BMC Genomics 2012, 13:411  doi:10.1186/1471-2164-13-411

Published: 20 August 2012

Abstract

Background

There is strong but mostly circumstantial evidence that genetic factors modulate the severity of influenza infection in humans. Using genetically diverse but fully inbred strains of mice it has been shown that host sequence variants have a strong influence on the severity of influenza A disease progression. In particular, C57BL/6J, the most widely used mouse strain in biomedical research, is comparatively resistant. In contrast, DBA/2J is highly susceptible.

Results

To map regions of the genome responsible for differences in influenza susceptibility, we infected a family of 53 BXD-type lines derived from a cross between C57BL/6J and DBA/2J strains with influenza A virus (PR8, H1N1). We monitored body weight, survival, and mean time to death for 13 days after infection.
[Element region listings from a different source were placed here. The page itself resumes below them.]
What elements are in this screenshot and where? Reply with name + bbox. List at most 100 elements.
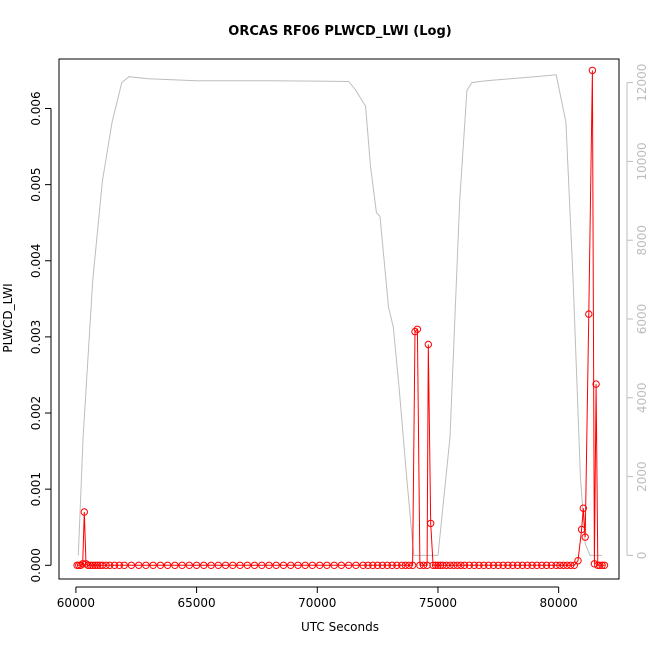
- altitude-series-line: [77, 74, 603, 556]
- chart-title: ORCAS RF06 PLWCD_LWI (Log): [228, 24, 451, 39]
- plwcd-point-94: [533, 561, 541, 569]
- plwcd-point-13: [102, 561, 110, 569]
- plwcd-point-23: [163, 561, 172, 569]
- y-tick-label-5: 0.005: [29, 167, 43, 201]
- plwcd-point-59: [401, 561, 410, 569]
- y2-tick-label-1: 2000: [635, 461, 649, 492]
- plwcd-point-61: [408, 561, 417, 569]
- plwcd-point-69: [429, 561, 437, 569]
- y-tick-label-2: 0.002: [29, 396, 43, 430]
- plwcd-point-65: [419, 561, 428, 569]
- plwcd-point-56: [388, 561, 396, 569]
- x-tick-label-0: 60000: [57, 596, 95, 610]
- plwcd-point-78: [457, 561, 465, 569]
- plwcd-point-79: [460, 561, 469, 569]
- plwcd-point-64: [416, 561, 424, 569]
- plwcd-point-71: [434, 561, 442, 569]
- plwcd-point-87: [499, 561, 507, 569]
- plwcd-point-67: [424, 340, 432, 349]
- plwcd-point-37: [265, 561, 273, 569]
- plwcd-point-45: [323, 561, 331, 569]
- plwcd-point-19: [135, 561, 143, 569]
- plwcd-point-57: [393, 561, 401, 569]
- plwcd-point-55: [383, 561, 391, 569]
- plwcd-point-15: [110, 561, 119, 569]
- plwcd-point-40: [287, 561, 295, 569]
- plwcd-point-109: [588, 66, 597, 75]
- plwcd-point-42: [301, 561, 309, 569]
- y2-tick-label-4: 8000: [635, 225, 649, 256]
- plwcd-point-7: [86, 561, 95, 569]
- axes-layer: 60000 65000 70000 75000 800000.0000.0010.002…: [29, 64, 649, 610]
- plwcd-point-93: [528, 561, 536, 569]
- plwcd-point-102: [567, 561, 575, 569]
- x-tick-label-2: 70000: [298, 596, 336, 610]
- plwcd-point-115: [600, 561, 609, 569]
- plwcd-point-16: [115, 561, 124, 569]
- plwcd-point-43: [308, 561, 317, 569]
- plwcd-point-46: [330, 561, 338, 569]
- plwcd-point-82: [475, 561, 483, 569]
- plwcd-point-4: [80, 508, 89, 516]
- plwcd-point-14: [106, 561, 114, 569]
- plwcd-point-20: [142, 561, 150, 569]
- plwcd-point-114: [598, 561, 606, 569]
- plwcd-point-108: [585, 310, 593, 318]
- plwcd-point-58: [398, 561, 406, 569]
- plwcd-point-70: [431, 561, 440, 569]
- plwcd-point-31: [221, 561, 230, 569]
- plwcd-point-68: [427, 519, 435, 528]
- plwcd-point-103: [570, 561, 578, 569]
- plwcd-point-96: [542, 561, 551, 569]
- plwcd-point-81: [470, 561, 478, 569]
- plwcd-point-12: [98, 561, 107, 569]
- plwcd-point-5: [82, 560, 90, 568]
- plwcd-point-28: [200, 561, 208, 569]
- y-axis-label: PLWCD_LWI: [1, 283, 15, 352]
- plwcd-point-98: [552, 561, 560, 569]
- plwcd-point-8: [89, 561, 97, 569]
- plwcd-point-101: [563, 561, 571, 569]
- x-tick-label-1: 65000: [177, 596, 215, 610]
- plwcd-point-27: [192, 561, 201, 569]
- plwcd-point-26: [185, 561, 194, 569]
- x-tick-label-3: 75000: [419, 596, 457, 610]
- plwcd-point-63: [413, 325, 422, 333]
- plwcd-point-47: [337, 561, 346, 569]
- plwcd-point-113: [596, 561, 604, 569]
- plwcd-point-10: [93, 561, 102, 569]
- y2-tick-label-0: 0: [635, 552, 649, 560]
- plwcd-point-32: [229, 561, 237, 569]
- plwcd-point-39: [279, 561, 288, 569]
- plwcd-point-77: [453, 561, 461, 569]
- y2-tick-label-3: 6000: [635, 304, 649, 335]
- plwcd-point-24: [171, 561, 179, 569]
- plwcd-point-83: [480, 561, 488, 569]
- plwcd-point-92: [523, 561, 531, 569]
- plwcd-point-6: [84, 561, 92, 569]
- plwcd-point-76: [450, 561, 458, 569]
- plwcd-point-34: [243, 561, 252, 569]
- plwcd-point-18: [127, 561, 136, 569]
- plwcd-point-80: [465, 561, 473, 569]
- plwcd-point-3: [79, 560, 87, 568]
- plwcd-point-51: [364, 561, 372, 569]
- plwcd-point-110: [590, 560, 599, 568]
- plwcd-point-36: [258, 561, 266, 569]
- plwcd-series-line: [77, 70, 605, 566]
- y-tick-label-0: 0.000: [29, 548, 43, 582]
- y-tick-label-3: 0.003: [29, 320, 43, 354]
- plwcd-point-21: [149, 561, 157, 569]
- plwcd-point-74: [442, 561, 451, 569]
- plwcd-point-25: [178, 561, 186, 569]
- x-tick-label-4: 80000: [540, 596, 578, 610]
- plwcd-point-107: [581, 533, 589, 541]
- y2-tick-label-5: 10000: [635, 142, 649, 180]
- plwcd-point-106: [579, 504, 587, 512]
- plwcd-point-104: [574, 557, 582, 565]
- y2-tick-label-2: 4000: [635, 383, 649, 414]
- plwcd-point-22: [156, 561, 165, 569]
- x-axis-label: UTC Seconds: [301, 620, 379, 634]
- plwcd-point-100: [559, 561, 568, 569]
Qivr5 (quantitative trait for influenza virus resistance on chromosome 5) was the largest and most significant QTL for weight loss. The effect of Qivr5 was detectable on day 2 post infection, but was most pronounced on days 5 and 6. Survival rate mapped to Qivr5, but additionally revealed a second significant locus on chromosome 19 (Qivr19). Analysis of mean time to death affirmed both Qivr5 and Qivr19. In addition, we observed several regions of the genome with suggestive linkage. There are potentially complex combinatorial interactions of the parental alleles among loci. Analysis of multiple gene expression data sets and sequence variants in these strains highlights about 30 strong candidate genes across all loci that may control influenza A susceptibility and resistance.

Conclusions

We have mapped influenza susceptibility loci to chromosomes 2, 5, 16, 17, and 19. Body weight and survival loci have a time-dependent profile that presumably reflects the temporal dynamic of the response to infection. We highlight candidate genes in the respective intervals and review their possible biological function during infection.